The first generic formulation of the orally administered type 2 diabetes drug pioglitazone has been approved by the Food and Drug Administration, the agency announced on Aug. 17.
Pioglitazone, a thiazolidinedione (TZD), was approved in 1999, as an adjunct to diet and exercise, to improve glycemic control in adults with type 2 diabetes mellitus, and has been marketed as Actos by Takeda Pharmaceuticals America. It is taken once daily without regard to meals.
The generic formulation is manufactured by Mylan Pharmaceuticals. Approved are 15-mg, 30-mg, and 45-mg tablets, the three Actos doses available. As with the brand-name version, patients will receive a Medication Guide with all filled generic pioglitazone prescriptions, which provides information about the drug’s use and safety, according to the FDA statement.

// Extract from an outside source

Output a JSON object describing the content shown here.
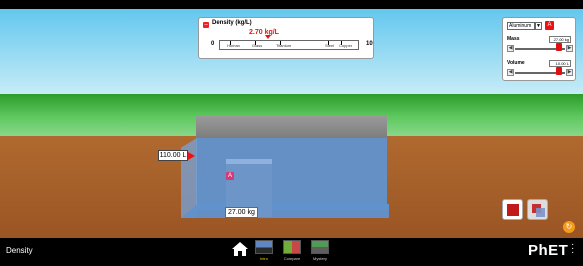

The pioglitazone label has a boxed warning stating that treatment with TZDs, including pioglitazone, can cause or exacerbate heart failure, and that patients on treatment with pioglitazone should be monitored closely for heart failure; it is contraindicated in patients with New York Heart Association (NYHA) III or IV heart failure. The label also includes the statement that the risk of bladder cancer may be increased after 1 year of treatment with pioglitazone, which was added to the drug’s label in 2011. This boxed warning was added to the TZD labels in 2007.
Pioglitazone is also being studied as a treatment for Alzheimer’s disease.
The other TZD on the U.S. market is rosiglitazone (Avandia), but its use is highly restricted because of its associated cardiovascular risks. The Avandia label also includes a statement on the increased risk of myocardial infarction associated with treatment.
Serious adverse events associated with pioglitazone should be reported to FDA’s MedWatch adverse event reporting program at 800-332-1088 or here.